The Src homology phosphotyrosyl phosphatase 2 (SHP2) is a positive effector of receptor tyrosine kinases (RTK) signaling. Furthermore, SHP2 is known to promote cell migration and invasiveness, key ...steps in cancer metastasis. To date, however, the mechanism by which SHP2 regulates cell movement is not fully understood. In the current report, a new role for SHP2 in regulating cell migration has been suggested. We show that SHP2 mediates lamellipodia persistence and cell polarity to promote directional cell migration in the MDA-MB231 and the MDA-MB468 basal-like and triple-negative breast cancer cell lines. We further show that SHP2 modulates the activity of focal adhesion kinase (FAK) by dephosphorylating pTyr397, the autophosphorylation site that primes FAK function.

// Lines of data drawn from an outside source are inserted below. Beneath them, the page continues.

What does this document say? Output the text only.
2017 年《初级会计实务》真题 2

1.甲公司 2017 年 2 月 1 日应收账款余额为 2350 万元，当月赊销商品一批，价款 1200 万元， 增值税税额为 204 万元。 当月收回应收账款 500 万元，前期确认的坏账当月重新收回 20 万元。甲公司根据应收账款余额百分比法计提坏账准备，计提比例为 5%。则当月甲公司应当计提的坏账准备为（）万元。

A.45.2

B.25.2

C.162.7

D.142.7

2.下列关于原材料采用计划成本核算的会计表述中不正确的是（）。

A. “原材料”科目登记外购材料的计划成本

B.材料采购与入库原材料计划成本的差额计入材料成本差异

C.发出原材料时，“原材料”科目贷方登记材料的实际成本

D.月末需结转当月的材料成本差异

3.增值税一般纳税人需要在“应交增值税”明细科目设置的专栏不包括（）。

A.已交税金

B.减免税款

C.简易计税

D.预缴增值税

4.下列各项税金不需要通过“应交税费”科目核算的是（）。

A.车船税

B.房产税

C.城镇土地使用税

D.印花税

Because hyperactivation of FAK is known to counter the maturation of nascent focal complexes to focal adhesions, we propose that one of the mechanisms by which SHP2 promotes lamellipodia persistence is by downregulating FAK activity through dephosphorylation of pTyr397. The finding that inhibition of FAK activity partially restores EGF-induced lamellipodia persistence and cell migration in SHP2-silenced cells supports our proposition that SHP2 promotes growth factor-induced cell movement by acting, at least in part, on FAK. However, the effect of SHP2 inhibition in nonstimulated cells seems FAK independent as there was no significant difference between the control and the SHP2-silenced cells in pY397-FAK levels. Also, FAK inhibition did not rescue Golgi orientation defects in SHP2-silenced cells, suggesting that SHP2 acts through other mechanisms to promote cell polarity.